Miralem Pjanic infiamma il clima in vista dello spareggio Mondiale tra Italia e Bosnia, previsto per martedì 31 marzo. L’ex fuoriclasse di Roma e Juventus, intervistato da La Gazzetta dello Sport, ha lanciato un avvertimento chiaro agli Azzurri sulle insidie. Secondo il bosniaco, l’accoglienza a Zenica sarà tutt’altro che agevole: “A Zenica faremo il fuoco. Non sarà piacevole per gli italiani essere lì, credimi“, ha dichiarato, sottolineando la carica agonistica dei suoi connazionali.
Il centrocampista ha poi alzato i toni, descrivendo l’atmosfera che attende la nazionale di Gattuso: “Per novanta minuti, o forse di più, non sarà semplicemente una partita di calcio: sarà una battaglia sportiva“. Pjanic ha evidenziato come il gruppo bosniaco sia estremamente motivato e convinto dei propri mezzi, pronto a trasformare la sfida in un test di resistenza psicologica per l’Italia.

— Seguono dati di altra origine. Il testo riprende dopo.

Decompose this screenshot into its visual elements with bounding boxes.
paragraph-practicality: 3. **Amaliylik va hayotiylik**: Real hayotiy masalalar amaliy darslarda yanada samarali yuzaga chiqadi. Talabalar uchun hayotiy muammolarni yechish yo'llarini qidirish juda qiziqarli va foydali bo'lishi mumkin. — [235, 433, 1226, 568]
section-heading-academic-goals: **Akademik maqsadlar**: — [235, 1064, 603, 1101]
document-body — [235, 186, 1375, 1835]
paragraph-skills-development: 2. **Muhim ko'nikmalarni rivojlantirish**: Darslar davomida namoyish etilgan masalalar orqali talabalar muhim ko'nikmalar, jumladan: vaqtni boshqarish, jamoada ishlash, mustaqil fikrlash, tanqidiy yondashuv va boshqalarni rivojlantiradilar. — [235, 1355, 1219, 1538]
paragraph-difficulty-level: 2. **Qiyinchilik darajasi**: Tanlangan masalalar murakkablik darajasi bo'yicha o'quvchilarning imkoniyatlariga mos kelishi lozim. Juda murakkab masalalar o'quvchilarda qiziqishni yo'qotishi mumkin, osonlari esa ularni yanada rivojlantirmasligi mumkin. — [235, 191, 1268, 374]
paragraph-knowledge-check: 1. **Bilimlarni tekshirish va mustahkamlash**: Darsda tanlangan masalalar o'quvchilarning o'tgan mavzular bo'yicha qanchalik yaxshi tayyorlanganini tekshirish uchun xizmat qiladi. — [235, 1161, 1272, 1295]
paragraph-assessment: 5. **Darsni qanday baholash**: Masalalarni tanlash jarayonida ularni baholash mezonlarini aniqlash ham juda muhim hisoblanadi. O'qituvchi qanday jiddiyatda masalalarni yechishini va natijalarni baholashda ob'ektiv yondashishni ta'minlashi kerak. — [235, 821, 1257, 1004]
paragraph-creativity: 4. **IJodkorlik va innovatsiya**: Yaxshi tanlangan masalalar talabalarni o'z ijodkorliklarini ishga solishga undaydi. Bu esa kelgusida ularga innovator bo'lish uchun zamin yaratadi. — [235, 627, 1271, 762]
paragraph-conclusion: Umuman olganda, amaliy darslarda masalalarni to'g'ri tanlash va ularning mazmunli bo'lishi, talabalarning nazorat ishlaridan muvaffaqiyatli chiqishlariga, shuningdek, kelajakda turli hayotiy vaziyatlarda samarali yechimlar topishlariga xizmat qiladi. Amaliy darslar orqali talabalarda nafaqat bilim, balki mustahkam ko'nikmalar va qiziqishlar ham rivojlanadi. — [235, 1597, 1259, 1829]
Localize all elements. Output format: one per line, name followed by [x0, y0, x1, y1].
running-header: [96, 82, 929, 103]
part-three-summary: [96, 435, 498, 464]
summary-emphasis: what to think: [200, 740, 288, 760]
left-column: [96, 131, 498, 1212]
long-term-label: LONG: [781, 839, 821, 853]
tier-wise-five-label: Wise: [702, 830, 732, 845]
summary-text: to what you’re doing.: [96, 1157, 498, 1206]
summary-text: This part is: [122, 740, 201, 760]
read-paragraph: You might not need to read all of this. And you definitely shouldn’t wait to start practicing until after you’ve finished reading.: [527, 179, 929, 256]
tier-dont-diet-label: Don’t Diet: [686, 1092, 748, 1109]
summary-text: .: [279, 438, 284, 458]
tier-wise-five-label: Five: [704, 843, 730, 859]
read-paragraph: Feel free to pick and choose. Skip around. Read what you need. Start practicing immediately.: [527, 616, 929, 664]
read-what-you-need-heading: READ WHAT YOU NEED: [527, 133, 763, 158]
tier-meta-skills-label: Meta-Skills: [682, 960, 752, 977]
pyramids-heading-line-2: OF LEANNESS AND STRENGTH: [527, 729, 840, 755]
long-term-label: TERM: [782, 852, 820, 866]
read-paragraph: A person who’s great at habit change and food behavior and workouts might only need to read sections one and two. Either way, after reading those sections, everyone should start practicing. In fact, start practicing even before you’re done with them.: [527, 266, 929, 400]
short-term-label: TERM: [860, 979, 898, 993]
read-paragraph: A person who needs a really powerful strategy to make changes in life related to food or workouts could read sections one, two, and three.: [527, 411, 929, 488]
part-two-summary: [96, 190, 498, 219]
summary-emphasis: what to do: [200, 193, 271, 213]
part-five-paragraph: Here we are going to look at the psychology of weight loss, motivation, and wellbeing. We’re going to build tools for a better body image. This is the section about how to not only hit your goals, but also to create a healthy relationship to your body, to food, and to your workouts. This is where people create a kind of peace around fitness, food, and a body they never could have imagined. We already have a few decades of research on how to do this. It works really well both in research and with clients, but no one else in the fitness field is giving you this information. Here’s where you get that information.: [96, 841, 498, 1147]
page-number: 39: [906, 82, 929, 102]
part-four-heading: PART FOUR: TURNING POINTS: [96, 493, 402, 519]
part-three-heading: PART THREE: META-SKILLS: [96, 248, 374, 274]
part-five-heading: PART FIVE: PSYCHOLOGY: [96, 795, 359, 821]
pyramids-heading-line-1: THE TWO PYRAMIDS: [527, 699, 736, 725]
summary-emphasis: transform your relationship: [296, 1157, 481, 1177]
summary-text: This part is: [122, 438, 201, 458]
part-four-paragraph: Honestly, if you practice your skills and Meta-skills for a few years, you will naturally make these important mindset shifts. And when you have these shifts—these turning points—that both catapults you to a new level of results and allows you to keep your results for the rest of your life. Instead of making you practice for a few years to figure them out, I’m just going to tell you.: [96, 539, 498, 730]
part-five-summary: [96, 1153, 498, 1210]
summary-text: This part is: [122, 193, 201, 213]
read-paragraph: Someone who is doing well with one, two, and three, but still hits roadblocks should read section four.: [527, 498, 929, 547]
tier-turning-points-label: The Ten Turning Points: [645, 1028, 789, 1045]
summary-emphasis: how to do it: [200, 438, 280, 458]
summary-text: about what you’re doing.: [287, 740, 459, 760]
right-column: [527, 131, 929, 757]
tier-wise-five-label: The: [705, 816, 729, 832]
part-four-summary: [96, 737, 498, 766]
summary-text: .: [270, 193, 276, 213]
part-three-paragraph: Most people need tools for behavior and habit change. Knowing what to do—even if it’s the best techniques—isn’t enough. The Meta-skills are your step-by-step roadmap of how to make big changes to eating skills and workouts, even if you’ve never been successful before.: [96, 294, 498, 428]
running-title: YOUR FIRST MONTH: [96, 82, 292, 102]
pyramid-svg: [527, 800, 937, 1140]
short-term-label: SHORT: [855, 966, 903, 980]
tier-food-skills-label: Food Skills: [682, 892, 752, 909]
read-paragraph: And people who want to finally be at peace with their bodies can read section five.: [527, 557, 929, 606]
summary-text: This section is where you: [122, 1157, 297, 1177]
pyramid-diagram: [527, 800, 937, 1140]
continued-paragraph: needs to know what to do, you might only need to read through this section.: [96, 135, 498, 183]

Tra rispetto per gli Azzurri e corsa Scudetto
Non è mancata una punta di sarcasmo verso i calciatori italiani che hanno esultato per aver evitato il Galles: “Non capisco sinceramente perché: la Bosnia li aspetta a braccia aperte. Vedremo come andrà a finire“. Pur ribadendo il massimo rispetto per il valore dell’Italia, Pjanic ha avvertito che “servirà personalità per uscire da Zenica con una vittoria“, definendo l’ambiente dello stadio come “terribile” per chiunque debba giocarci una finale.
Pjanic, al termine, ha concesso anche una battuta sulla Serie A e la lotta al vertice. Nonostante il cuore legato ai colori giallorossi e bianconeri, la sua analisi sulla classifica attuale è lucida: “Vedo una competizione ancora aperta, anche se l’Inter ha guadagnato un bel vantaggio e può amministrarlo in questo finale di stagione“.